Al Palazzo dei Musei di Reggio la mostra “Herbarium. I fiori sono rimasti rosa”

Herbarium Alessandra Calò

Dopo un percorso durato quasi quattro mesi, venerdì 29 aprile al Palazzo dei Musei di Reggio è stata inaugurata la mostra “Herbarium. I fiori sono rimasti rosa”, realizzata dall’artista Alessandra Calò – che utilizza differenti mezzi per approfondire temi legati alla memoria, all’identità femminile e al linguaggio della fotografia – e da sei persone con fragilità (Valentina Bertolini, Paolo Borghi, Valentina De Luca, Cinzia Immovilli, Flavia Vezzani e Caterina Perezzani), in un incontro tra arte, fotografia, sostenibilità ambientale e fragilità.

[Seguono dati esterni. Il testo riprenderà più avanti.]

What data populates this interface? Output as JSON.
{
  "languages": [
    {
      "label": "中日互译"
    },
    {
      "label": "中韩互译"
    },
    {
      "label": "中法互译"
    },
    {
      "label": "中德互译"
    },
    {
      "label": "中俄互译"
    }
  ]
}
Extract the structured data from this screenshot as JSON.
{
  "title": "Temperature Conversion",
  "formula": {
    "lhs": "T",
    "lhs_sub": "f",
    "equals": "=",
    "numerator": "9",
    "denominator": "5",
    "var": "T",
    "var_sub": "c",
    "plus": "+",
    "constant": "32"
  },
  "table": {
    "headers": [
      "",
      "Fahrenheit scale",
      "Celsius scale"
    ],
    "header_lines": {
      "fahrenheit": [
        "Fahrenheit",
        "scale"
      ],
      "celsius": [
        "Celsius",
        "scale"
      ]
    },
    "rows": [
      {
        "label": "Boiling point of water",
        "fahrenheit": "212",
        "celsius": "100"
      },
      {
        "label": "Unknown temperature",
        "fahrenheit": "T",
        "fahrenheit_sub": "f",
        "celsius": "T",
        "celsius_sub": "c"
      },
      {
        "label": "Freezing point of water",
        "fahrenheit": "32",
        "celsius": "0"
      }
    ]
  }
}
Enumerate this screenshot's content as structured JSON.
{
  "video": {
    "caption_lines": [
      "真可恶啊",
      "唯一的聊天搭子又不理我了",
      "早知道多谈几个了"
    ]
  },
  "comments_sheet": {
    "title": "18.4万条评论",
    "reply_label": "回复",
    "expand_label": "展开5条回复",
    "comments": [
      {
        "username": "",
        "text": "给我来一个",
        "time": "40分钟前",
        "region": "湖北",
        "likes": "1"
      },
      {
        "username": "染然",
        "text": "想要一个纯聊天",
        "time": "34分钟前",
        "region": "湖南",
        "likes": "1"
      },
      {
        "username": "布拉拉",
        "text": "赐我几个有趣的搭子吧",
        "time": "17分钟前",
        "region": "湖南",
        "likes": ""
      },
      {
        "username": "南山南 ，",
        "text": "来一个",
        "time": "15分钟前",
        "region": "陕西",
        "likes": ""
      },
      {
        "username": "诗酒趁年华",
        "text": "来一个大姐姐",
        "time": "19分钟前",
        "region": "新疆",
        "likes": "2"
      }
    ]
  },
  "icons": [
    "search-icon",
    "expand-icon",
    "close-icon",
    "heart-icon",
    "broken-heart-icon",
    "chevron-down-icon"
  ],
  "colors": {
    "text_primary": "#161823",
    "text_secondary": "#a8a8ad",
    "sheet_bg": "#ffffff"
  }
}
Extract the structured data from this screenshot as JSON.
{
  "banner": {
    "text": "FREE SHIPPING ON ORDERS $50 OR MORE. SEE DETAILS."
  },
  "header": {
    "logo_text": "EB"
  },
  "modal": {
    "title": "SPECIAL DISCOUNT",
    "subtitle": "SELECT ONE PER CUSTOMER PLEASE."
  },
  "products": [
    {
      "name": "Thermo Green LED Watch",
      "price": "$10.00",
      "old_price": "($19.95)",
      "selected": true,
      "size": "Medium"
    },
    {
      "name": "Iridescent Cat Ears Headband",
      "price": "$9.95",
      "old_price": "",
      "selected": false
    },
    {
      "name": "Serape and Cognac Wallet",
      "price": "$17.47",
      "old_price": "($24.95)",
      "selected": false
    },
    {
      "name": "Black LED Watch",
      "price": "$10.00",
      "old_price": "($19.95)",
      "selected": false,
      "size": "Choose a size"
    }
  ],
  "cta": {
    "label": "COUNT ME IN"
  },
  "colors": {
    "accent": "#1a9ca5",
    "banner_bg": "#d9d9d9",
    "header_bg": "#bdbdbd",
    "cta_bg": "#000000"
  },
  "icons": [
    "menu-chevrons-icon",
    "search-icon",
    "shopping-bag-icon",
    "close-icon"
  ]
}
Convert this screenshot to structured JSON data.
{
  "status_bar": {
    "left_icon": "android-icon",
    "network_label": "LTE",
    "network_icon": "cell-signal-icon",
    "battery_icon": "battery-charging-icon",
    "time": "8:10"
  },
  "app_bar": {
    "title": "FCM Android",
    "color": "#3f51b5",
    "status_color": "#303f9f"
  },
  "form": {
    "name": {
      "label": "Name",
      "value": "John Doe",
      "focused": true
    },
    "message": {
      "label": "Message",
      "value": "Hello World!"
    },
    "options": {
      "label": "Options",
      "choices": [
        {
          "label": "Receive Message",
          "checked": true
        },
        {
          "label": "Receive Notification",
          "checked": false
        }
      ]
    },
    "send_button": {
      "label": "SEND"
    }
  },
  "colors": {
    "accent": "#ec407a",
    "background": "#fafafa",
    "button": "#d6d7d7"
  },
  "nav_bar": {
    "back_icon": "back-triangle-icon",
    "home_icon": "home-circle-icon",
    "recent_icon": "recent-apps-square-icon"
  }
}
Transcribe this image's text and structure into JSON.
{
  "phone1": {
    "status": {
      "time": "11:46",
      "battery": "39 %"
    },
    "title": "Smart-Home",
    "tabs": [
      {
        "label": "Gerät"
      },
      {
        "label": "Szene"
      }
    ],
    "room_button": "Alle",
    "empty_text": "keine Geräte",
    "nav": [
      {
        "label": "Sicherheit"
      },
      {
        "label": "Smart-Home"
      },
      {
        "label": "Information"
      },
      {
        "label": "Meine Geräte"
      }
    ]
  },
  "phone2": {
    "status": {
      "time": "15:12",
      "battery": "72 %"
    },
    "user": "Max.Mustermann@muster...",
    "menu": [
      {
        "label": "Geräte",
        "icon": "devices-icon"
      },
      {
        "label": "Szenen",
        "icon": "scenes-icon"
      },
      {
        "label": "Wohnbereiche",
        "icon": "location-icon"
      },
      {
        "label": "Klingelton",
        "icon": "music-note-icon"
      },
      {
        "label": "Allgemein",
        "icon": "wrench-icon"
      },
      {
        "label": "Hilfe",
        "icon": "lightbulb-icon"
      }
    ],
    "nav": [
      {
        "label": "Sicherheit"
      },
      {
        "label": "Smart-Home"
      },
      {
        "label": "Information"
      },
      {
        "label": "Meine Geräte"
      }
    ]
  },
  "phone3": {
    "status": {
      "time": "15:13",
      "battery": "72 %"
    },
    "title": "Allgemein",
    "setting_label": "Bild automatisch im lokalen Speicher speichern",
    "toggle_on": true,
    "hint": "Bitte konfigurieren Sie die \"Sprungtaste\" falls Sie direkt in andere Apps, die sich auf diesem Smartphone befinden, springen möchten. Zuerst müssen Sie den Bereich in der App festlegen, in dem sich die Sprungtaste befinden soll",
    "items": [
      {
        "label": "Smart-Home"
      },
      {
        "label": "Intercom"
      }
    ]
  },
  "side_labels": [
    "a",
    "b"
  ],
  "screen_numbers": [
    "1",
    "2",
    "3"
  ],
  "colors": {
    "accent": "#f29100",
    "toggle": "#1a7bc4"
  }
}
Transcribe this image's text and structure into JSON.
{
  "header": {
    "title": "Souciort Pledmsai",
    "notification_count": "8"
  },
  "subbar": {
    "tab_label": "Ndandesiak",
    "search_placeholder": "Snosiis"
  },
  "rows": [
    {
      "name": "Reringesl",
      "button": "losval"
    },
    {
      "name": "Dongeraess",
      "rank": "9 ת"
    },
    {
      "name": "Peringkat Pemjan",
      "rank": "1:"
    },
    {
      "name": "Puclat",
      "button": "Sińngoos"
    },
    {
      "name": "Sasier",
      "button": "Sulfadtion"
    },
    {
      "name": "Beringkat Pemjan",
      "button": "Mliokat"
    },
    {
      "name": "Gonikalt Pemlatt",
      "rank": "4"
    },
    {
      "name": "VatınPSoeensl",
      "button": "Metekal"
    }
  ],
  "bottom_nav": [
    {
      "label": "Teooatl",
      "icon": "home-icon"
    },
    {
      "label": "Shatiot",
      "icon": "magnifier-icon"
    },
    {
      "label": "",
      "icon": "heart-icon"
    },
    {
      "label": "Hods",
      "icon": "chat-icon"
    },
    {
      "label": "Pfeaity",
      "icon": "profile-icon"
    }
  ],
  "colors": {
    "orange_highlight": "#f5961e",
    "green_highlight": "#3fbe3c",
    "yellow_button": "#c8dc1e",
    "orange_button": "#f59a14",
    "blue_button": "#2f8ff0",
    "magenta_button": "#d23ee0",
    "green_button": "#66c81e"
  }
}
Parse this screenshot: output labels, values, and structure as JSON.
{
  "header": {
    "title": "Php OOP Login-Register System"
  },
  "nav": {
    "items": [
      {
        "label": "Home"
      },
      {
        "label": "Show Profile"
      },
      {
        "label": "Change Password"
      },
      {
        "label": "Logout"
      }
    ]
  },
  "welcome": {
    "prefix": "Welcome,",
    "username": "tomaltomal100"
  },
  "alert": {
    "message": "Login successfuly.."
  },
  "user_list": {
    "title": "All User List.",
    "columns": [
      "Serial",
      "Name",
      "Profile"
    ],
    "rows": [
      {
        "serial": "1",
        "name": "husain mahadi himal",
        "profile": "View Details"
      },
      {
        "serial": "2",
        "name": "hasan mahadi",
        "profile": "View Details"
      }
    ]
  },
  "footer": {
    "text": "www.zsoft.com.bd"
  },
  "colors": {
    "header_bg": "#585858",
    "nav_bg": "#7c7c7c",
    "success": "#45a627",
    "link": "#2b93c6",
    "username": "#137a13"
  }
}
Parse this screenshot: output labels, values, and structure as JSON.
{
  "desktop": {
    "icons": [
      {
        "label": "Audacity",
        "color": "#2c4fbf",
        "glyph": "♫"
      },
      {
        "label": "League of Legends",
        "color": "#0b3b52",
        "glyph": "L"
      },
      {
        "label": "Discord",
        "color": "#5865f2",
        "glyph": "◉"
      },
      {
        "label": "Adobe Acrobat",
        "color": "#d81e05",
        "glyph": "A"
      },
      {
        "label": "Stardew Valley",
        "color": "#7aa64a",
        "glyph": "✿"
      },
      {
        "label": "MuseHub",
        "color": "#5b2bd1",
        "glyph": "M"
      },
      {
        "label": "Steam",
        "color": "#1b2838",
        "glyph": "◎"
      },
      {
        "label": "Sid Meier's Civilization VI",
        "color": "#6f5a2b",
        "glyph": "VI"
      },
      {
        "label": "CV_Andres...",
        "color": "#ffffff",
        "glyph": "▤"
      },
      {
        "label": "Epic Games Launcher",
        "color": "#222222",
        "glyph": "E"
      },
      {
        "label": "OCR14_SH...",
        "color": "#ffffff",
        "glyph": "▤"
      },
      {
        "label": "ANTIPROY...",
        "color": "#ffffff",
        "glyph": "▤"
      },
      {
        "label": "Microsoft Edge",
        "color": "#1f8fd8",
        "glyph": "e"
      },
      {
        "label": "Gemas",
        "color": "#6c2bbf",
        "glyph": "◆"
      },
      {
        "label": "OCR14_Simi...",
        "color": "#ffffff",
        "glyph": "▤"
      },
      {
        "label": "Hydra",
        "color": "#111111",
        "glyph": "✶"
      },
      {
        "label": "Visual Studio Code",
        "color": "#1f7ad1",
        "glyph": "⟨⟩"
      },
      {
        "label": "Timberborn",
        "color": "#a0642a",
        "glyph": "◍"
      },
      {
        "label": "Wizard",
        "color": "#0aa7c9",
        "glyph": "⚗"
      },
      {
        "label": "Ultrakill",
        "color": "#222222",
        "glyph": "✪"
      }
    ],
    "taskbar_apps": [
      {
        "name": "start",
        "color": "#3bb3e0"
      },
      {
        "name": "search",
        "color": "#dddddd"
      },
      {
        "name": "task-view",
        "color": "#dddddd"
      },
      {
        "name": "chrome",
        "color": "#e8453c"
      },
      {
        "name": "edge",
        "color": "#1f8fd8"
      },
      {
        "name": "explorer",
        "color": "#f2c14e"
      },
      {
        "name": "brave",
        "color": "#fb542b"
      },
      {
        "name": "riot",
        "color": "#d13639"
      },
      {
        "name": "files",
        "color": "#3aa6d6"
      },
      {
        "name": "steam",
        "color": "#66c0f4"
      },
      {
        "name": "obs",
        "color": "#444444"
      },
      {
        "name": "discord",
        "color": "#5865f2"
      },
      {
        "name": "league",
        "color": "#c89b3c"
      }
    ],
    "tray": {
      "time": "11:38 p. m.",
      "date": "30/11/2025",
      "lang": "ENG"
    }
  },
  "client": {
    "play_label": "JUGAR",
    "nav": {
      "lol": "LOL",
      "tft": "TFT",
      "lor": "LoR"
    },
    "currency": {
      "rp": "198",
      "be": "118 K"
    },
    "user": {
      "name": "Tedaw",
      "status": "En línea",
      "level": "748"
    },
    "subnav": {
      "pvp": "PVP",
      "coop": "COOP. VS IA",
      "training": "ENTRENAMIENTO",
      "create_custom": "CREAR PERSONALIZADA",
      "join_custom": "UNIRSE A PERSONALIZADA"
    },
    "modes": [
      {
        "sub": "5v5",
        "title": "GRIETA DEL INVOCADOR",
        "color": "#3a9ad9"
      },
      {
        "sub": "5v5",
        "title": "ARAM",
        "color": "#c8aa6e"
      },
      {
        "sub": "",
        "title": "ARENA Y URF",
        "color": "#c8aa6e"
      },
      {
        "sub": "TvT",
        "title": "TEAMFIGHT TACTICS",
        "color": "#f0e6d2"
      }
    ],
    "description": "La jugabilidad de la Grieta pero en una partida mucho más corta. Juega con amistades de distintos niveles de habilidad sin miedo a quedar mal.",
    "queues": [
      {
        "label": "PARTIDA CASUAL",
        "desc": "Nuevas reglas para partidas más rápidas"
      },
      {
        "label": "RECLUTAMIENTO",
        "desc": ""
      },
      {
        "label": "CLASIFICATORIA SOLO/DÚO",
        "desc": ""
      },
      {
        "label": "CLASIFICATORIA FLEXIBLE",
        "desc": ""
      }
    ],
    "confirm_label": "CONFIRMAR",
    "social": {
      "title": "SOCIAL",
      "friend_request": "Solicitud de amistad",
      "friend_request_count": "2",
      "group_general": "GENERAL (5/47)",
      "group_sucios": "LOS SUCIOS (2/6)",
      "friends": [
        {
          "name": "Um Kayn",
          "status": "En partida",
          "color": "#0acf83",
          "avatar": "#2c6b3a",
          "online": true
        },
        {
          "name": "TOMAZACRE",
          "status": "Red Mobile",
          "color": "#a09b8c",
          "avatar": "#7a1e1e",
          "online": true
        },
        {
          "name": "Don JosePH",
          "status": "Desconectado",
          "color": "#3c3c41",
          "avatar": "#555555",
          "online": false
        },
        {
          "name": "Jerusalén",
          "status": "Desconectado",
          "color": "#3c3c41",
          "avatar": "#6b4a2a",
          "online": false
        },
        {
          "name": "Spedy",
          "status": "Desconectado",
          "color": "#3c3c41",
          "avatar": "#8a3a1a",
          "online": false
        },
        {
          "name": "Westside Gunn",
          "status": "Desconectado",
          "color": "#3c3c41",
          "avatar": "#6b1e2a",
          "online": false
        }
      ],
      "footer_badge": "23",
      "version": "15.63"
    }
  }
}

La mostra, a ingresso gratuito, è stata allestita in un ex laboratorio archeologico che si affaccia su via Secchi. Sarà visitabile nelle giornate inaugurali di Fotografia Europea 2022 (venerdì 29 aprile dalle 19 alle 23, sabato 30 aprile dalle 10 alle 23 e domenica primo maggio dalle 10 alle 20); dal 7 maggio al 12 giugno, invece, sarà aperta ogni sabato e domenica e nei giorni festivi dalle 10 alle 18. Il cortile interno, retrostante il laboratorio, fa da contrappunto con un’installazione che accoglie e raccoglie testimonianze e suggestioni dell’arredo urbano, grazie al prezioso lavoro di Art Factory e del gruppo de I Senzamai, operosi custodi del parco San Lazzaro di Reggio.

Il progetto costituisce la terza tappa di “Incontri! Arte e persone”, l’iniziativa di Reggio Emilia Città senza Barriere promossa dal Comune di Reggio e da Farmacie Comunali Riunite e dedicata all’incontro tra fragilità e creatività. I protagonisti di questo percorso sono stati affiancati dallo staff dei Musei civici di Reggio e da un’atelierista di Strade, il nuovo ambito socio-occupazionale e del tempo libero a favore delle persone adulte con disabilità del distretto reggiano, progetto gestito dal Consorzio Oscar Romero.

Esplorando gli archivi dei Musei civici di Reggio, la scoperta dello sconosciuto erbario di Antonio Cremona Casoli è diventata per Alessandra Calò uno spunto per riflettere su nuovi modi di concepire l’immagine. Se i noti erbari di Filippo Re spiccano per la volontà di ricerca e completezza, quello di Casoli fa emergere invece la purezza di una curiosità che ancora non conosce il rigore della scienza. Proprio con questo spirito l’artista ha guidato le persone con fragilità protagoniste del progetto nella costruzione di un erbario ideale: un erbario rayografico in cui il concetto di bellezza si allarga fino a includere l’imperfezione, la fragilità e la marginalità.


Nella rappresentazione del gesto di cura evocato dalle persone protagoniste del percorso artistico l’azione immaginata diventa iconica e, grazie alla sovrapposizione delle immagini, innesca una simbiosi tra la sua umanità e la natura raffigurata: ne esce un viaggio nel tempo attraverso la fotografia, l’antica tecnica di stampa e la calligrafia dell’erbario ottocentesco.